L'impossibilité d'accéder à des ressources légales a ainsi compliqué sérieusement cette immigration légale, la transformant en véritable souricière pour les Rroms. On le voit par exemple dans leur mobilité actuelle, bien différente encore une fois de ce qu'elle était avant l'arrivée au pouvoir de Nicolas Sarkozy, dont Manuel Valls poursuit la logique : les populations Rroms ne cessent de fuir à l'intérieur de périmètres très circonscrits, n'excédant pas, la plupart du temps, 10km, ce qui, on l'avouera, est l'expression d'un bien étrange «nomadisme»... On a vu mieux, non, en guise de nomadisme !

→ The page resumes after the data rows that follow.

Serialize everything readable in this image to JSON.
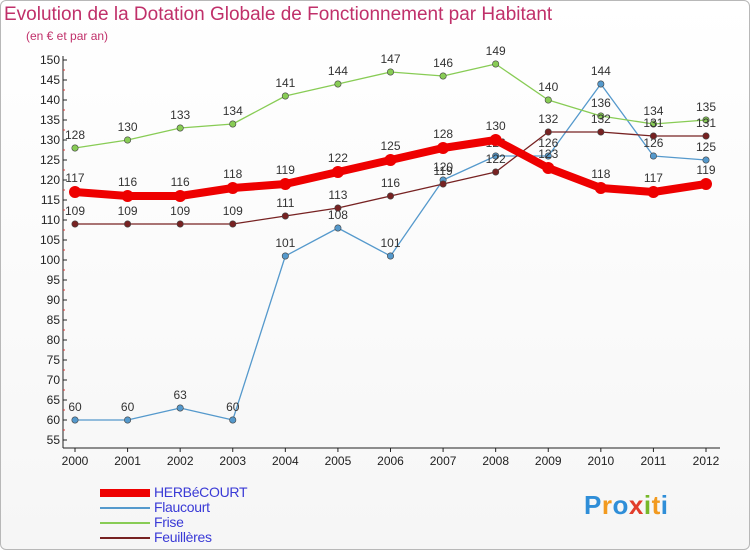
{
  "chart_data": {
    "type": "line",
    "title": "Evolution de la Dotation Globale de Fonctionnement par Habitant",
    "subtitle": "(en € et par an)",
    "xlabel": "",
    "ylabel": "",
    "x": [
      "2000",
      "2001",
      "2002",
      "2003",
      "2004",
      "2005",
      "2006",
      "2007",
      "2008",
      "2009",
      "2010",
      "2011",
      "2012"
    ],
    "ylim": [
      55,
      150
    ],
    "yticks": [
      55,
      60,
      65,
      70,
      75,
      80,
      85,
      90,
      95,
      100,
      105,
      110,
      115,
      120,
      125,
      130,
      135,
      140,
      145,
      150
    ],
    "grid": false,
    "legend_position": "bottom-left",
    "series": [
      {
        "name": "HERBéCOURT",
        "color": "#ee0000",
        "values": [
          117,
          116,
          116,
          118,
          119,
          122,
          125,
          128,
          130,
          123,
          118,
          117,
          119
        ]
      },
      {
        "name": "Flaucourt",
        "color": "#5599cc",
        "values": [
          60,
          60,
          63,
          60,
          101,
          108,
          101,
          120,
          126,
          126,
          144,
          126,
          125
        ]
      },
      {
        "name": "Frise",
        "color": "#88cc55",
        "values": [
          128,
          130,
          133,
          134,
          141,
          144,
          147,
          146,
          149,
          140,
          136,
          134,
          135
        ]
      },
      {
        "name": "Feuillères",
        "color": "#772222",
        "values": [
          109,
          109,
          109,
          109,
          111,
          113,
          116,
          119,
          122,
          132,
          132,
          131,
          131
        ]
      }
    ]
  },
  "logo": {
    "letters": [
      {
        "char": "P",
        "color": "#2f8ed8"
      },
      {
        "char": "r",
        "color": "#f29a1f"
      },
      {
        "char": "o",
        "color": "#2f8ed8"
      },
      {
        "char": "x",
        "color": "#e23d2b"
      },
      {
        "char": "i",
        "color": "#76b82a"
      },
      {
        "char": "t",
        "color": "#f29a1f"
      },
      {
        "char": "i",
        "color": "#2f8ed8"
      }
    ]
  }
}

Tournant désespérément dans ces périmètres qui sont pour eux des périmètres d'intégration, la mobilité forcée de ces groupes les fait apparaître ainsi plus nombreux qu’ils ne sont en réalité. Premier constat : ce nomadisme contraint par les circonstances politiques ne traduit en réalité qu’une adaptation à un environnement hostile, non un idéal de vie ! Et quant aux fameuses caravanes, elles ne sont qu'un type d'habitat à moindre coût choisi par une populaiton contrainte de rester toujours en mouvement, un habitat qui, en retour, l'expose à une plus grande précarité face à ses droits (comment se domicilier dans ces conditions, comment inscrire ses enfants à la crèche, à l'école, comment bénéficier de l'aide médicale, etc., quand on ne peut justifier d'un domicile ?).
Face aux dangers qui les accablent et à cette précarité nouvelle qui les enferme, les Rroms ont également dû se regrouper en parentèles élargies, un mode de vie qui leur était étranger en Roumanie ! On contraint ainsi une population à inventer un mode de vie qui n'est pas traditionnellement le sien... Pour dire les choses clairement, la France raciste leur a inventé un mode de vie lié au problème permanent d'expulsion des terrains, fomentant des installations toujours plus précaires, qui prennent de fait la forme de campements, achevant ainsi de réaliser les fantasmes du pouvoir politique français...
Roms en (bidon)ville : une conférence-débat de l'Association Emmaüs et de Normale Sup', Martin Oliviera, éditions rue d'Ulm, oct. 2011, 5 euros, 84 pages, ean : 978-2728804665.